I got another 10% speed improvement on my Has(h)well I5 box by tweaking the already excellent mods done by Wolf/Joe .
From 72 KHash/s to 81 KHash/s
running 4 threads on my i5-4460 , no overclock
This tweak/hack uses a different implementation of the sha256 function and will only work on chips with AESNI/AVX2 .
Here is how I did it. Read on if you are interested (Warning: The below will be a bit technical and applies to Linux only):
So I copied the source code from
http://lxr.free-electrons.com/source/arch/x86/crypto/sha256-avx2-asm.S.
The code in here replaces the sha2_round code found in the m7/sha2.c file.
I edited it carefully by removing the line numbers and commented out the following lines
// #ifdef CONFIG_AS_AVX2
// #include <linux/linkage.h>
..
.global sha256_transform_rorx ## ENTRY(sha256_transform_rorx)
..
// ENDPROC(sha256_transform_rorx)
and the bottom line
// endif
Then stored the resulting as sha256_rorx.S in the m7 subfolder of the miner source.
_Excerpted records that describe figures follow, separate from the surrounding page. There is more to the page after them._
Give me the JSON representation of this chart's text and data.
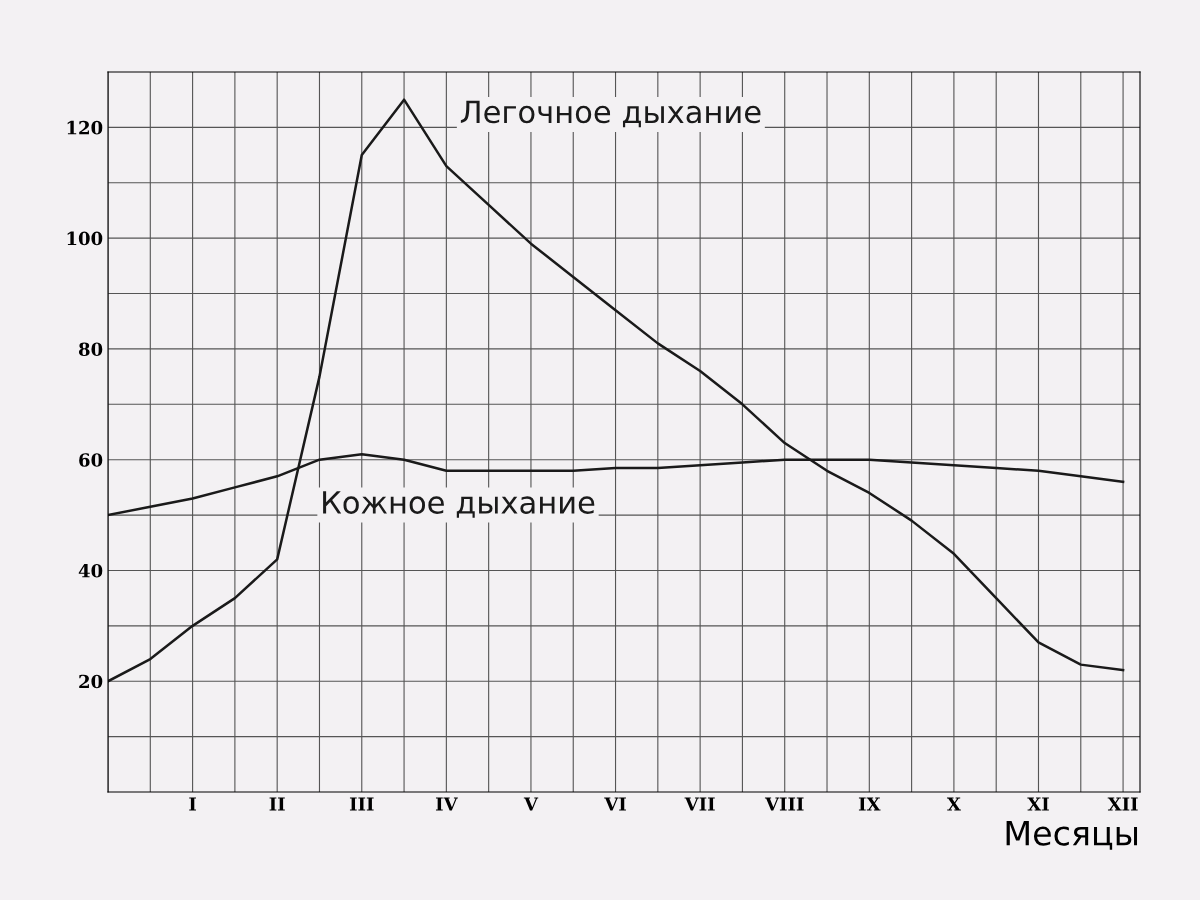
{
  "chart_data": {
    "type": "line",
    "xlabel": "Месяцы",
    "categories": [
      null,
      null,
      "I",
      null,
      "II",
      null,
      "III",
      null,
      "IV",
      null,
      "V",
      null,
      "VI",
      null,
      "VII",
      null,
      "VIII",
      null,
      "IX",
      null,
      "X",
      null,
      "XI",
      null,
      "XII"
    ],
    "ylim": [
      0,
      130
    ],
    "yticks": [
      {
        "value": 10,
        "label": null
      },
      20,
      {
        "value": 30,
        "label": null
      },
      40,
      {
        "value": 50,
        "label": null
      },
      60,
      {
        "value": 70,
        "label": null
      },
      80,
      {
        "value": 90,
        "label": null
      },
      100,
      {
        "value": 110,
        "label": null
      },
      120
    ],
    "grid": true,
    "marker": "none",
    "line_style": "solid",
    "series": [
      {
        "name": "Легочное дыхание",
        "color": "#1a1a1a",
        "values": [
          20,
          24,
          30,
          35,
          42,
          75,
          115,
          125,
          113,
          106,
          99,
          93,
          87,
          81,
          76,
          70,
          63,
          58,
          54,
          49,
          43,
          35,
          27,
          23,
          22
        ]
      },
      {
        "name": "Кожное дыхание",
        "color": "#1a1a1a",
        "values": [
          50,
          51.5,
          53,
          55,
          57,
          60,
          61,
          60,
          58,
          58,
          58,
          58,
          58.5,
          58.5,
          59,
          59.5,
          60,
          60,
          60,
          59.5,
          59,
          58.5,
          58,
          57,
          56
        ]
      }
    ]
  }
}
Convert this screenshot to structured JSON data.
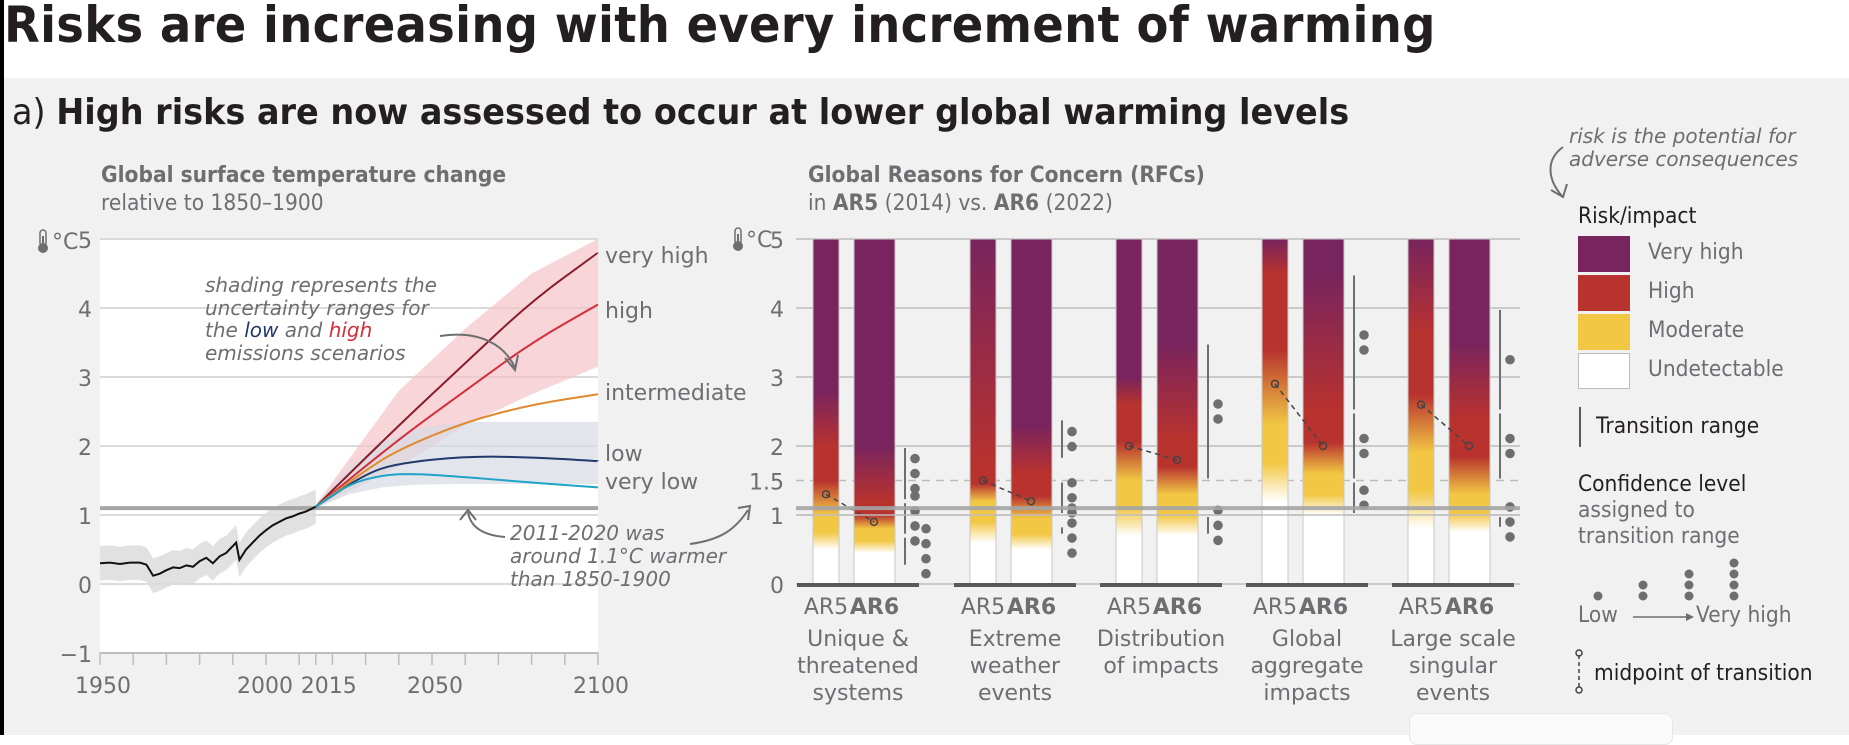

Then edited the m7/sha2.c as follows:
// Added this line above the below C function:
extern void sha256_transform_rorx(const void *input_data, sph_u32 *digest, unsigned long num_blks);
// Then the following changes to this function.
static void
sha2_round(const unsigned char *data, sph_u32 r[8])
{
// Comment out these 3 lines
//#define SHA2_IN(x) sph_dec32be_aligned(data + (4 * (x)))
// SHA2_ROUND_BODY(SHA2_IN, r);
//#undef SHA2_IN
// Add this line:
sha256_transform_rorx(data, r, 1);
}
saved the above file, then ran the following commands:
run 'make' in the m7 folder.
Then run 'gcc -c sha256_rorx.S'
Then 'cd ..'
Then:
gcc -std=gnu99 -O2 -pthread -fuse-linker-plugin -o minerd minerd-cpu-miner.o minerd-util.o minerd-sha2-old.o minerd-scrypt.o minerd-m7mhash.o minerd-haval.o minerd-keccak.o minerd-ripemd.o minerd-sha2.o minerd-sha2big.o minerd-tiger.o minerd-whirlpool.o m7/sha256_rorx.o -ljansson -lpthread -lgmp -lcurl -lm
There are other versions of the above, so for example you might try the sse3 version if you only have a core 2 duo, for example.